IRAS: Country-by-Country Reporting (CbCR) Filing Requirements
Singapore-headquartered multinational enterprise (MNE) groups meeting specific requirements are mandated to submit Country-by-Country Reports (CbCR) to the Inland Revenue Authority of Singapore (IRAS) for financial years beginning on or after 1 Jan 2017.
What is Country-by-Country Reporting (CbCR)?
CbCR is an initiative by the Organisation for Economic Co-operation and Development (OECD) as part of the Base Erosion and Profit Shifting (BEPS) Project. It aims to enhance transparency in global business operations by providing tax authorities with detailed information on an MNE’s income, taxes paid, and business activities in different jurisdictions.
Key Requirements:
- Consolidated Group Revenue: At least S$1,125 million in the preceding financial year.
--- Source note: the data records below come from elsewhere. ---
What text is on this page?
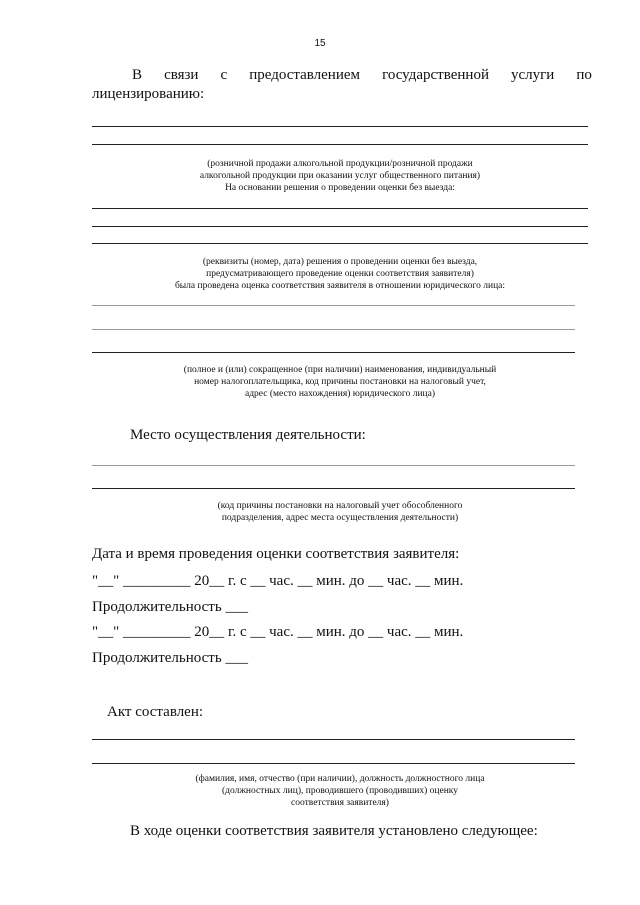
15
В связи с предоставлением государственной услуги по
лицензированию:
(розничной продажи алкогольной продукции/розничной продажи
алкогольной продукции при оказании услуг общественного питания)
На основании решения о проведении оценки без выезда:
(реквизиты (номер, дата) решения о проведении оценки без выезда,
предусматривающего проведение оценки соответствия заявителя)
была проведена оценка соответствия заявителя в отношении юридического лица:
(полное и (или) сокращенное (при наличии) наименования, индивидуальный
номер налогоплательщика, код причины постановки на налоговый учет,
адрес (место нахождения) юридического лица)
Место осуществления деятельности:
(код причины постановки на налоговый учет обособленного
подразделения, адрес места осуществления деятельности)
Дата и время проведения оценки соответствия заявителя:
"__" _________ 20__ г. с __ час. __ мин. до __ час. __ мин.
Продолжительность ___
"__" _________ 20__ г. с __ час. __ мин. до __ час. __ мин.
Продолжительность ___
Акт составлен:
(фамилия, имя, отчество (при наличии), должность должностного лица
(должностных лиц), проводившего (проводивших) оценку
соответствия заявителя)
В ходе оценки соответствия заявителя установлено следующее:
- Global Operations: Must have subsidiaries or operations in at least one foreign jurisdiction.
- Ultimate Parent Entity: The Singapore entity must be the ultimate parent of the MNE group and tax resident in Singapore.
CbCR Filing Deadline
CbCR reports must be filed with IRAS within 12 months from the end of the ultimate parent entity’s financial year. For example, for financial years starting on 1 Jan 2021, the report must be filed by 31 Dec 2021.
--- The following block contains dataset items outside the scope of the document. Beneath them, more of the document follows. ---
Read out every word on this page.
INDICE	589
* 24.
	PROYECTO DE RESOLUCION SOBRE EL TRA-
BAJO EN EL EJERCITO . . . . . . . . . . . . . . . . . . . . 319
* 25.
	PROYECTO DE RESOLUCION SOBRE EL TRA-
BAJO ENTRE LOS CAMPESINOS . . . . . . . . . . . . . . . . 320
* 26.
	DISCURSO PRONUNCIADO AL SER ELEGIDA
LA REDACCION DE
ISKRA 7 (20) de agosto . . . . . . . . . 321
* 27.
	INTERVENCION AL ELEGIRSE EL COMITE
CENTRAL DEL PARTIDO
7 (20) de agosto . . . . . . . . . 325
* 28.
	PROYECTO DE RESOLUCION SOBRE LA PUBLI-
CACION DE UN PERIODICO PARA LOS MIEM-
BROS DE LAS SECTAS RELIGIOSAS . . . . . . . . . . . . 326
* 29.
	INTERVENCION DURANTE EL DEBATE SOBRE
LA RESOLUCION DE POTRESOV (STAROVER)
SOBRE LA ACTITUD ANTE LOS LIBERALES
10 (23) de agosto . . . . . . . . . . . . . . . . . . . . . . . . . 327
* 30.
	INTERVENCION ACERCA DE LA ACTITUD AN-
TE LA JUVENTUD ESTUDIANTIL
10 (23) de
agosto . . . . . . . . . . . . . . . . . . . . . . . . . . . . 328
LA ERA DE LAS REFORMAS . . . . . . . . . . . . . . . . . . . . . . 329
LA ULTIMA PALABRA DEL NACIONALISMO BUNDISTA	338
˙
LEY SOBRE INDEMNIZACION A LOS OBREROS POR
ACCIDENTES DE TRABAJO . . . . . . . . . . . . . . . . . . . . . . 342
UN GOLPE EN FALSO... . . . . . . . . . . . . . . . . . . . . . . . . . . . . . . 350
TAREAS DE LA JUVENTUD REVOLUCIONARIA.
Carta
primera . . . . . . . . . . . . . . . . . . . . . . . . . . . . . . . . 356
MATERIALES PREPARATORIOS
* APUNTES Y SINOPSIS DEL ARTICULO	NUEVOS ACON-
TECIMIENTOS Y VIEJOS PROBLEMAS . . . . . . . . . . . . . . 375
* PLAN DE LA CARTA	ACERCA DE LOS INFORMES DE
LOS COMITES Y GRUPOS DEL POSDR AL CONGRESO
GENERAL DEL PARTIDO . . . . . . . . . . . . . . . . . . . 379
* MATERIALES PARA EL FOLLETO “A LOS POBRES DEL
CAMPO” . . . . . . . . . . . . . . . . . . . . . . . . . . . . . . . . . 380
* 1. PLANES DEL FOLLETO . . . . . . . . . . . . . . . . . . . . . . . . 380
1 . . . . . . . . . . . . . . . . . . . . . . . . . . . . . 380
Important Notification Changes for FYs Beginning on or After 1 Jan 2022
As of FY 2022, Singapore MNE groups are required to notify IRAS of their obligation to file a CbC Report within 3 months from the end of the financial year via FormSG. This replaces the prior system where IRAS issued annual notification letters.
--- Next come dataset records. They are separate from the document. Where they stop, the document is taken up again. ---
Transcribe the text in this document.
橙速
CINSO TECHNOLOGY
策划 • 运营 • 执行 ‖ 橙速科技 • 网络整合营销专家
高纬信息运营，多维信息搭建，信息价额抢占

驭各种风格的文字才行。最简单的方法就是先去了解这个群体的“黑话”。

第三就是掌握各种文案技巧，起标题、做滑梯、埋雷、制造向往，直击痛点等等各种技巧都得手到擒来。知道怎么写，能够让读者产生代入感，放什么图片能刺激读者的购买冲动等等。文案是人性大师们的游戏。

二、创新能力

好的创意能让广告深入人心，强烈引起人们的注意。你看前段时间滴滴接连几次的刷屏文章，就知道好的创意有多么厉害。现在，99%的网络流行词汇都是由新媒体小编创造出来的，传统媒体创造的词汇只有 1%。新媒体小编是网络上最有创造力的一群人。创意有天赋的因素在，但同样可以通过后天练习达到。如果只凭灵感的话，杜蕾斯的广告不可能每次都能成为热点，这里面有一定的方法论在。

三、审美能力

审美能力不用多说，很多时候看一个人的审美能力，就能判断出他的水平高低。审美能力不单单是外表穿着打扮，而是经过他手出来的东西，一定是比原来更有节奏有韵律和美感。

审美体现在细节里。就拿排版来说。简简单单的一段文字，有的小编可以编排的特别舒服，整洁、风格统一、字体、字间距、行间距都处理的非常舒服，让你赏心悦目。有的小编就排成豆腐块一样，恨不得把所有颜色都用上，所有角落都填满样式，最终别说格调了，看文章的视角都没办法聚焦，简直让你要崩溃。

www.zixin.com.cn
For entities obligated to file, the notification must include:
- Name and Tax Reference Number of the ultimate parent entity.
- Financial reporting period.
- Contact person’s details.
How to Submit CbC Reports
CbCR reports should be submitted in the CbCR XML format, following the OECD’s guidelines. The report should be zipped, password-protected, and sent via email to [email protected]. A strong password is required, following IRAS’s specified guidelines for security.
Why Is CbCR Important?
CbC reports help tax authorities evaluate transfer pricing risks and other BEPS-related risks across jurisdictions. These reports provide valuable insight into how income is distributed within MNEs, ensuring compliance with local tax regulations and international standards.
Penalties for Non-Compliance
Failing to comply with CbCR requirements may lead to:
- Late filing penalties by IRAS.
- Fines of up to SGD 5,000 per offence.
- Disqualification of directors for repeated non-compliance.
- Striking off by ACRA for serious non-compliance.